I thought hollywood types were supposed to be free spirits, rebels, march to the beat of their own drummer types So I always find it ironic, that for the most part they have all drank the same kool-aid and walk lockstep with the far left. Rebel without a cause? Sheep. Baa. With a communist cause.
Obama is about as close to JFK as Karl Marx would have been. Other than being young and charismatic. JFK would be considered a right wing nut by what is known as the democrat party now.
Left-Wing nut hollywood thinks that we are all the sheep and the are the mavericks. They are indeed the useful idiots of Marxism. The problem is the sheep in the heartland are pretty smart sheep and see right thru their facade.
Too bad the republican party doesn't realize that, instead they spend their time like the little unpopular nerd wanting so badly to be accepted by the "cool" crowd that he doesn't realize the cool crowd are a bunch of jacka$$es.
keep it up hollywood. Pretty soon, you will become irrelevant and back to washing dishes at the Brown Derby.
Great points from the last two posters, Anonymous and Tom Barbrick. May I add that hollywood celebs "feel" not "think", like most liberals. Back in the 50's, Congress was concerned about communists and their influence being way to prevelent in hollywood. These senators were made out to be the bad guys and their names have become bywords in American culture. Seems the foresight of these men could have saved this country if heed had been paid to their concerns.
It amazes me that actors and actresses think they are politically astute just because they make millions of dollars pretending to be someone else for a living. Maybe that's why they like the liberal Democrats so much - there's a lot of pretending going on there!
Obama the new Kennedy? Does Obama sleep around with anything in a skirt? Is he going to wiretap people like RFK did to Martin Luther King, Jr.?
The Kennedys are the most over-rated family in politics. A bunch of man-ho's who couldn't keep their pants up. Yea, that's a great legacy. Outside of Caroline Kennedy and Maria Shriver, most Kennedy kids are into drugs, rape, in and out of rehab.... this family has a lot of problems.

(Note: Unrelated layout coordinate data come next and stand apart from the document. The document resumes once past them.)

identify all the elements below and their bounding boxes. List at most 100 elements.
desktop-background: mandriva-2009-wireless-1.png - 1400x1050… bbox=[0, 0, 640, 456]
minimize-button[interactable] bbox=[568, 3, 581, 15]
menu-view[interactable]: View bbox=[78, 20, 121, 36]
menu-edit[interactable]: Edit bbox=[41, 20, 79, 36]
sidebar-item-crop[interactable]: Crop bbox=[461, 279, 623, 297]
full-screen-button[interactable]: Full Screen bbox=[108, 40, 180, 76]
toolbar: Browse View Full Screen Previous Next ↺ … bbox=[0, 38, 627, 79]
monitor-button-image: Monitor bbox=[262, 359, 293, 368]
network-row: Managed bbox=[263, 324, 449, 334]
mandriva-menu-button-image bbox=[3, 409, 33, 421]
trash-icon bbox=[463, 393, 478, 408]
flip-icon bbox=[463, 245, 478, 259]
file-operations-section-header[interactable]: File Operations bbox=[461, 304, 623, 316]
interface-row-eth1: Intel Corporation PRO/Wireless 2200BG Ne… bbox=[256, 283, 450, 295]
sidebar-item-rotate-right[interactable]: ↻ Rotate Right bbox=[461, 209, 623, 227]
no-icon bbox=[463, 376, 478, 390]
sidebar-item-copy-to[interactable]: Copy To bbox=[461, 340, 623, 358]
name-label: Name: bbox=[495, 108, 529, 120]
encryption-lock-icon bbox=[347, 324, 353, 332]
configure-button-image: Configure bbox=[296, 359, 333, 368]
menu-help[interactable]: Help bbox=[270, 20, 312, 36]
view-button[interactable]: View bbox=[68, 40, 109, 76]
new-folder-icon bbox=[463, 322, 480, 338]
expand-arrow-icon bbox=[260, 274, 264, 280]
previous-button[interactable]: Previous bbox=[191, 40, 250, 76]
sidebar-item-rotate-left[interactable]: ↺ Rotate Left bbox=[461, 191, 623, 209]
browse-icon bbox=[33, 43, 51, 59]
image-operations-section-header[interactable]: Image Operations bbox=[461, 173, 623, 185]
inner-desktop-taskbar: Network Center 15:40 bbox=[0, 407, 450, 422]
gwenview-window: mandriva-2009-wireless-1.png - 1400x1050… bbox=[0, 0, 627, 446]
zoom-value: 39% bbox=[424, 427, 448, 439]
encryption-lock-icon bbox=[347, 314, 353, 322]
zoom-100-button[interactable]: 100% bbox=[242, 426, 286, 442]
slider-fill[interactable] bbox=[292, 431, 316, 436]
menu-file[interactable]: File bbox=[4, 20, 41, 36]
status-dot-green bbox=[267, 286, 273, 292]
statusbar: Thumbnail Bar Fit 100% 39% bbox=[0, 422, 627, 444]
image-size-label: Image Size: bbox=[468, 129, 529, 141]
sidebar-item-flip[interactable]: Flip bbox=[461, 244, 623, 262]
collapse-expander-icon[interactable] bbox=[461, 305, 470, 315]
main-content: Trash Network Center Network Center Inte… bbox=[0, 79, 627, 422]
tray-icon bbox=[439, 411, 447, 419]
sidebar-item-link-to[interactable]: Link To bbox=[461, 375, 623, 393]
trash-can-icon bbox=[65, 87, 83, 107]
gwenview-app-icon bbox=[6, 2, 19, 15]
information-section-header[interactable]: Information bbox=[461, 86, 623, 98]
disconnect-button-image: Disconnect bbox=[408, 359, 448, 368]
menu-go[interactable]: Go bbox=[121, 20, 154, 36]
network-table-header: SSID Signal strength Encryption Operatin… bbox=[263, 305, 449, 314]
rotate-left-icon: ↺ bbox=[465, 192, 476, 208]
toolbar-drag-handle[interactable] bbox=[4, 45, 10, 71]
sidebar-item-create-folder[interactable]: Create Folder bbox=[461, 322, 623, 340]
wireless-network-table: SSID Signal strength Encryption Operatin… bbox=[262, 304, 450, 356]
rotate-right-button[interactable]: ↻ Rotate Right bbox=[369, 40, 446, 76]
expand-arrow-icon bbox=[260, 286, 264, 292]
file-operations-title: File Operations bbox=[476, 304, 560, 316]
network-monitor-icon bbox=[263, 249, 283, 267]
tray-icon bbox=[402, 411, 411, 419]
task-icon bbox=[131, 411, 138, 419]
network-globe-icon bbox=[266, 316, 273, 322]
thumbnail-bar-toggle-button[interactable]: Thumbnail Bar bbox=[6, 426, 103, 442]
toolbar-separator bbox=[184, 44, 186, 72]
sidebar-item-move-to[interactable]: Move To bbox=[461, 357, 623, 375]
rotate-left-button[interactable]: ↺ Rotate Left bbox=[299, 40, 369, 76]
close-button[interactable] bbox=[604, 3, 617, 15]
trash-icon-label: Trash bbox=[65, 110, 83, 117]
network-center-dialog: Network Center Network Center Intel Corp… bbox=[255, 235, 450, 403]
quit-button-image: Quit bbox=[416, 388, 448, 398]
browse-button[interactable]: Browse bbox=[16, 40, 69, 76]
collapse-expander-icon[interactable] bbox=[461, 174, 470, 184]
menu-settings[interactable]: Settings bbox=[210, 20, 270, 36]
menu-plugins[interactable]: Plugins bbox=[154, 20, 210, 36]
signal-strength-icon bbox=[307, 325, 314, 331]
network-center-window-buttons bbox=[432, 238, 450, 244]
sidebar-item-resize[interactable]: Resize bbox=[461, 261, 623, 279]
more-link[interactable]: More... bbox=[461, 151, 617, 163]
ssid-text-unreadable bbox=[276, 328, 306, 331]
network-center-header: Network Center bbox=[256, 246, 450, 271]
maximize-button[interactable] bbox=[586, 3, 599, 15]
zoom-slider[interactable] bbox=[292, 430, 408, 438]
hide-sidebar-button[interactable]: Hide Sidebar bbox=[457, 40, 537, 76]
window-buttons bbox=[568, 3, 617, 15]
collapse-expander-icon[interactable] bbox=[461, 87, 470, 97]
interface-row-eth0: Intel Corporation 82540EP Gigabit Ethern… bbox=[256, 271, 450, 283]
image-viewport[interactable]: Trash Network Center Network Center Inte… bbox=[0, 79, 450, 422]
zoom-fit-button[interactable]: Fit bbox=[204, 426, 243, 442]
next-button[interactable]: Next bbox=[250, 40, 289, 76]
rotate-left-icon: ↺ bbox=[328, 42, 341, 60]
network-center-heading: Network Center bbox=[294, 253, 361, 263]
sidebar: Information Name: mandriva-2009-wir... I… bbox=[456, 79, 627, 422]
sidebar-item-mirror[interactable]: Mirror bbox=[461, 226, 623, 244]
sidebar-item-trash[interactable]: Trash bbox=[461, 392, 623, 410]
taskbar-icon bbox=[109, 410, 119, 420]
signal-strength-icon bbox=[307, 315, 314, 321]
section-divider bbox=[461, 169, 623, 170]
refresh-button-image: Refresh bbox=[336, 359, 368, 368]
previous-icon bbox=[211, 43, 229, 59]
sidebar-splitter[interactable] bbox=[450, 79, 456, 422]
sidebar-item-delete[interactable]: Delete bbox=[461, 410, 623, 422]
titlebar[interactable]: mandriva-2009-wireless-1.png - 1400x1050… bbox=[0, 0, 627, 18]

Why anyone would want to be compared to them is beyond me!
Hillary's emergence from a potential Obama New Hampshire "blowout" was readily understandable. In a carefully calculated move Bill and Hilla once again played the "victim card". A strategy that was so successful in countering the Monica scandal, when Hillary, the serial "enabler", and Bill, the serial "groper" put on an academy award performance for several months to convince gullible woman to pull the sympathy lever in the voting booth for them. But now, with the Clinton's Chinese bagmen either having fled the country or in prison, and their cash running low, the Clinton's are adopting a new sympathy ploy as the "underdogs". With Bill constantly bragging about how much money he has, how many will fall for the Clinton's latest charade? Greg Neubeck
All one has to do is read this article and then read the book Hollywood Party.
As Kruschev said long ago - "we will destroy you from within" he is well on the way to achieving this goal with the help of the hollywood brainless.
I agree with an earlier post - just because someone pretends for a living doesn't mean they are politically savvy.
Most of the Hollywood elite are knee-jerk liberals. They respond to everything emotionally first instead of thinking things through. This makes them foolish, not politically savvy.
If someone like Sally Field, Bill Paxton, Susan Sarandon or George Clooney endorses a candidate, I run the other way.
People should be bothered that Senators Obama and Clinton are raising astronomical sums of money for their campaigns. They have been bought by Hollywood and the rest of the lobbyists. If they actually end up helping the working class (peasants)I'll eat my hat...unless hats are outlawed once they take office as President/VP.
Poor Ron Paul and any other candidate that couldn't buy their way into the media stream. The U.S. is for and run by the elitest and no longer a democracy.